A forma de fazer o licor atravessa gerações através da oralidade e Irmã Lurdinha revela que não encontrou a receita escrita até hoje. Sobre a mistura entre religião e festividade, a religiosa garante: fazer licor não é pecado e beber também não. “É um licor para tomar no São João, fruto de uma tradição de muitos anos que não pode deixar de existir. O que faz mal é o exagero e não a bebida”, ressalta.

Negócio familiar

Seja em qual for a região do estado, a produção continua intimamente ligada com a tradição familiar. Em Cachoeira, cidade referência no Brasil para a produção da bebida, não é diferente. A mãe de Vinícius Mascarenhas, 26, começou a fazer licor em casa para presentear pessoas próximas. A diversão virou negócio com nome e CNPJ quando Vinícius decidiu investir na produção e revender o produto para comerciantes de outras cidades. Assim nasceu a Licor do Porto. 

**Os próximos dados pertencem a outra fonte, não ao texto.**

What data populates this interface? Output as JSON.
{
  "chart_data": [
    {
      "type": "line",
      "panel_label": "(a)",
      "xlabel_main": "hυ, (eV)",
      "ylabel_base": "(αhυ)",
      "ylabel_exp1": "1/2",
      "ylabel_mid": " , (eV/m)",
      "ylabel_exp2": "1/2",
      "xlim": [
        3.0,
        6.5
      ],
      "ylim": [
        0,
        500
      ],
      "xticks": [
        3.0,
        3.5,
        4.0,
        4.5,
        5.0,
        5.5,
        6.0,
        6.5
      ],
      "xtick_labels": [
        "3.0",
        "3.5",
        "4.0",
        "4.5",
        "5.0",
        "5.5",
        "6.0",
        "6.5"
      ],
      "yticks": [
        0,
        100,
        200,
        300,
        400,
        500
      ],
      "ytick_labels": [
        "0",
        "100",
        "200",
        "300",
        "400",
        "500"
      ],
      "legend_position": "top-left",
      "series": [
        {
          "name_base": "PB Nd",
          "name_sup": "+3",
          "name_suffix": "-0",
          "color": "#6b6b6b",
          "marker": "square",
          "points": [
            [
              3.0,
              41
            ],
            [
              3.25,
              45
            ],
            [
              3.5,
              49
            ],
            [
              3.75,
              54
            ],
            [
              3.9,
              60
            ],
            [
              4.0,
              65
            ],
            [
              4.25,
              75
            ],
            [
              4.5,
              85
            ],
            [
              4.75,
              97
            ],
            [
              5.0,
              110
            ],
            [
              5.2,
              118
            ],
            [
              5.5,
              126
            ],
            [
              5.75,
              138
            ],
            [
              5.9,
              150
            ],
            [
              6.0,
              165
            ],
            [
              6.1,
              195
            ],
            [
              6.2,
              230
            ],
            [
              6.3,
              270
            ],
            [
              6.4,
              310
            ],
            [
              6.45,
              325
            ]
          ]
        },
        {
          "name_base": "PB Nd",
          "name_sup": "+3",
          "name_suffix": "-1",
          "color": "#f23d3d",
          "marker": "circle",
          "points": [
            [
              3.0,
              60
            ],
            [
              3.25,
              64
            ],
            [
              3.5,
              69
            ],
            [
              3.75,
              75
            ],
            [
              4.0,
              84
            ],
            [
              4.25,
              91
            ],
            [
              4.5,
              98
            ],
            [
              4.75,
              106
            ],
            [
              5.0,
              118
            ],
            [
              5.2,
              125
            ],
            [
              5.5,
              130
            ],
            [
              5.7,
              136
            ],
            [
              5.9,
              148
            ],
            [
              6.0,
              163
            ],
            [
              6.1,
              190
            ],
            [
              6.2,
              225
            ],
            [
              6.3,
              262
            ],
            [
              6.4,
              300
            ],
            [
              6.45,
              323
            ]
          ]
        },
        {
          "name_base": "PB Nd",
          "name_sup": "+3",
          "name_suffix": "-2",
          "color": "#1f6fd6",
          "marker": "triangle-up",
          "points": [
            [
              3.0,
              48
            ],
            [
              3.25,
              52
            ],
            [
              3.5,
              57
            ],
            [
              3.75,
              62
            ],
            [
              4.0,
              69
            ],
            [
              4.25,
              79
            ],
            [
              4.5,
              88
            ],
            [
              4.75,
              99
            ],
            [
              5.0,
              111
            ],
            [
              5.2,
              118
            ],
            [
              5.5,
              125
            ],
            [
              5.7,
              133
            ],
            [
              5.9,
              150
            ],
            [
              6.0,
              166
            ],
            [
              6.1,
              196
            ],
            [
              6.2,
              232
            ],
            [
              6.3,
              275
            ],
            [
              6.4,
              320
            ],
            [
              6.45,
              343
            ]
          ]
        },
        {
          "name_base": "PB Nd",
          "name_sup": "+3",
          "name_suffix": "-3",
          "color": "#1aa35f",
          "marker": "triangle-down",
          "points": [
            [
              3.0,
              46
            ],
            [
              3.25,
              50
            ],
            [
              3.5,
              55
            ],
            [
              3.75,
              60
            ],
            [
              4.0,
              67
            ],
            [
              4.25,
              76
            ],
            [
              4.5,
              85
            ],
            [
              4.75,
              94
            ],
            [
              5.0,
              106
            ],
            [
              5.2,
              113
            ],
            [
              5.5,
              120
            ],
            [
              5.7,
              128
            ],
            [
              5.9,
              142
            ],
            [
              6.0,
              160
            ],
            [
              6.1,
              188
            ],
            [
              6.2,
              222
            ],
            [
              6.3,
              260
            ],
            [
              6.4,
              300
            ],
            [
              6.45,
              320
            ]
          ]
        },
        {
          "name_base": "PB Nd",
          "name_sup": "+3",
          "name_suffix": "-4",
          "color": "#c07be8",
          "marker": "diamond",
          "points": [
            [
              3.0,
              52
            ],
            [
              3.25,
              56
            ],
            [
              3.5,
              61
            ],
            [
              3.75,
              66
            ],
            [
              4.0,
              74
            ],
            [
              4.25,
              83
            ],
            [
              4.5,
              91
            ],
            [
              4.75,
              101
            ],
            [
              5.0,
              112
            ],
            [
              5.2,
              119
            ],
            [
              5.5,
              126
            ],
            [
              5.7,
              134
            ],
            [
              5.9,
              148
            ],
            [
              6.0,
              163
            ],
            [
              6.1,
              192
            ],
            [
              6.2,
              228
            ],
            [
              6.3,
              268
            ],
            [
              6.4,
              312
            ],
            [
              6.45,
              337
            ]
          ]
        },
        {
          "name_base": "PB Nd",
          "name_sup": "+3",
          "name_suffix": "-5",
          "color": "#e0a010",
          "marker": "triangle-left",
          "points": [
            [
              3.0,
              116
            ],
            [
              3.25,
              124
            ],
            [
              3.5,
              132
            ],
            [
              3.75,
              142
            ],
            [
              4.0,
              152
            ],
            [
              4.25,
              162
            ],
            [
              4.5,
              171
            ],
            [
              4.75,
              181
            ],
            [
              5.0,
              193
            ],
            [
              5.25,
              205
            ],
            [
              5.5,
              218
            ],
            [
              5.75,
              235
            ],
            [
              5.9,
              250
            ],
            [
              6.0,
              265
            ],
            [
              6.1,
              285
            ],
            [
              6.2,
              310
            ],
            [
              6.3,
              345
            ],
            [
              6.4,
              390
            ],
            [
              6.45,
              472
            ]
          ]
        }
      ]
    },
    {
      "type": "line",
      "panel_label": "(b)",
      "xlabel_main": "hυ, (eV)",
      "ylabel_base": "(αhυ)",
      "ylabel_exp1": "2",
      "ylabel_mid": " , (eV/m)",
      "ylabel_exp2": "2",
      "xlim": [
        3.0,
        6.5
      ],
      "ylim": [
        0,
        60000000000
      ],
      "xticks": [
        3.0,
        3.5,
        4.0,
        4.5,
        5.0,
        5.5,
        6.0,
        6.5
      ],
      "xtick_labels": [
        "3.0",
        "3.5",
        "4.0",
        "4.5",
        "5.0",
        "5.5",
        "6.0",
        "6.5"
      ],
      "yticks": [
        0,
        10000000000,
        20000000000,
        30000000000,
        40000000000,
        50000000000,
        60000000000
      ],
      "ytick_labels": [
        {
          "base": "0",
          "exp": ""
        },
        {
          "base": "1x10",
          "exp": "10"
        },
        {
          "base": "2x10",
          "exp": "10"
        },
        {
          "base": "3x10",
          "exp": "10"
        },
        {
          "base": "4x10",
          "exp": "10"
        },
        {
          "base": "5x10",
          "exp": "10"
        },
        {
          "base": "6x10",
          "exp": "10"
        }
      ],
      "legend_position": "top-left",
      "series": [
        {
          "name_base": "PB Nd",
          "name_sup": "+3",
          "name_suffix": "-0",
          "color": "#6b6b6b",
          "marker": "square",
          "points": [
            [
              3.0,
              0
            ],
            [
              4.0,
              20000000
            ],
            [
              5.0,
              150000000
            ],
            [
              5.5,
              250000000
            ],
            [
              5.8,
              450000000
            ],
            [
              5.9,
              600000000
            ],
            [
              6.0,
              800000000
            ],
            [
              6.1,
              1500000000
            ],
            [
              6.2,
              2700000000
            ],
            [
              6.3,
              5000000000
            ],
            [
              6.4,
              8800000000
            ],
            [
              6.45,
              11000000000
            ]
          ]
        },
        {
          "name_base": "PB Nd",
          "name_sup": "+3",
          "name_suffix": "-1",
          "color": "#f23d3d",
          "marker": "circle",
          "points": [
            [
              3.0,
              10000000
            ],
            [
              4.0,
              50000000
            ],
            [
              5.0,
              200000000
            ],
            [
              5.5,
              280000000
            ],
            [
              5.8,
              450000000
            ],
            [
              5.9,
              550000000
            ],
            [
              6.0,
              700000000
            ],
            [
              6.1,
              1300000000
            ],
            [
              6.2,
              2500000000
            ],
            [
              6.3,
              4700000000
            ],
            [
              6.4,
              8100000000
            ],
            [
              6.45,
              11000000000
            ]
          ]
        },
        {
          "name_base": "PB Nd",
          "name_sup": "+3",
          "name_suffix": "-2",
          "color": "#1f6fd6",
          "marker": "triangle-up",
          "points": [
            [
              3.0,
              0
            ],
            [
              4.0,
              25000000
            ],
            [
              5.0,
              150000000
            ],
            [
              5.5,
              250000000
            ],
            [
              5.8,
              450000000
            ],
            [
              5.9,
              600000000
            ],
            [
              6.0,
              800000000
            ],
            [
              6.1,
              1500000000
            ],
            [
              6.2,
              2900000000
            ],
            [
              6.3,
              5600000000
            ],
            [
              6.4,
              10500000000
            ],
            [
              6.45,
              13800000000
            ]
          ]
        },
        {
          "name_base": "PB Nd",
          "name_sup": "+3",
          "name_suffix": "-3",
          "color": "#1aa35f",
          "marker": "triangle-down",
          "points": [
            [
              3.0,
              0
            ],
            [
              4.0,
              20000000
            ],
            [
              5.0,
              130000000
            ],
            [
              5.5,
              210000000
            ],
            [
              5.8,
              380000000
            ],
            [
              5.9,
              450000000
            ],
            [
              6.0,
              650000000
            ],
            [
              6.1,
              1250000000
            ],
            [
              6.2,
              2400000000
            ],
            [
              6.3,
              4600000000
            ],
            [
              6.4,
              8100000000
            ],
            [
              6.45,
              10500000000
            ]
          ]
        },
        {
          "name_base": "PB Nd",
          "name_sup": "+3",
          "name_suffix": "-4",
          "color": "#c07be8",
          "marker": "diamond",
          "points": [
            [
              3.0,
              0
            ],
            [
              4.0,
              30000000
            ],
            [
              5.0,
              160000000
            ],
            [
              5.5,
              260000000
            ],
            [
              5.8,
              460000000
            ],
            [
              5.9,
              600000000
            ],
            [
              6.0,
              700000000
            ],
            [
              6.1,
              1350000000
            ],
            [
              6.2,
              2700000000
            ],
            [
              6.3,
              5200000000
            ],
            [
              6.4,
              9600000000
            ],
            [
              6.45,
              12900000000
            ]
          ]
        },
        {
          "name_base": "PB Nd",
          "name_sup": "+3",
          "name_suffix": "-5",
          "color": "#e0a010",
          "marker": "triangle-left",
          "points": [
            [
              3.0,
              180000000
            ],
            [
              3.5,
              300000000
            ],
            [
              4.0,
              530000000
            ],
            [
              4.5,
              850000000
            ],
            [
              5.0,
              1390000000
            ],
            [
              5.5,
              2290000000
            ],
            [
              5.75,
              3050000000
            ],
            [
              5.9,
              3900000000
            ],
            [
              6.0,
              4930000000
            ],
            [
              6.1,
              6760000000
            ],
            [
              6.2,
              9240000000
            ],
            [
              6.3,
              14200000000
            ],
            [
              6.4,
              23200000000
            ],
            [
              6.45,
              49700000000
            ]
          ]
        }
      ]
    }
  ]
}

Neste mês, a previsão é que sejam vendidas 80 mil garrafas de um litro cada. Os licores são feitos durante todo o ano, mas é no período junino que a clientela ganha força e mais 60 pessoas integram a equipe de três funcionários. A expectativa de Vinícius é vender 40% a mais do que no ano passado, quando a pandemia ainda atrapalhava os negócios. A produção em larga escala, no entanto, não deixa a tradição de lado e quem compra a bebida leva para casa um pouco da história da família. 

“O licor não é apenas uma bebida, a gente compra a história por trás da garrafa, é um dom que é passado através das gerações”, define Vinícius. O segredo da bebida, para ele, se resume em três ingredientes fundamentais: tempo, frutas de verdade e amor. Para fazer a bebida no sabor de jenipapo, o mais tradicional e demorado, a equipe busca as frutas em comunidades quilombolas e pequenos produtores rurais. 

A bebida só fica pronta para encher as garrafas cerca de um ano depois. “Quando chega na fábrica, a fruta é lavada, cortada e colocada em infusão com água e álcool. Ali ela fica por seis meses e é prensada para pegar o caldo. Depois, fazemos a infusão novamente por mais cinco meses”, revela. Quando a maturação é enfim finalizada, o líquido é misturado com açúcar e água. 

Drinks todo ano

Quem também espera um incremento de até 30% nas vendas é Iuri Paulino, sócio do Empório Sonatta, que começou a produzir a bebida em 2019. “Nossas vendas já estão melhores do que o ano passado e planejamos vender 2 mil garrafas”, revela. Se no São João a procura pelos licores cresce, o grande desafio para o empresário e manter as vendas ao longo do ano. 

Vender e ensinar como fazer drinks a base de licor estão entre as formas encontradas manter o interesse da clientela na bebida fora do período junino. Já Vinícius Mascarenhas, do Licor do Porto, em Cachoeira, aposta no marketing e faz campanhas nas redes sociais da loja para vender o produto para além do São João. “Eu enxergo o licor não só como uma bebida junina, mas para acompanhar aperitivos em qualquer época. É um grande potencial gerador de renda e emprego”, defende. 

O aumento do preço de itens de alimentação e bebida não poupou a bebida mais querida dos amantes de São João. Com ingredientes mais caros, especialmente leite e frutas, os produtores de licor se viram obrigados a aumentar o preço ou diminuir o lucro da produção. Iuri Paulinho conta que na Licor Sonatta foi preciso fazer um reajuste de 10% no produto final em comparação com o ano passado. 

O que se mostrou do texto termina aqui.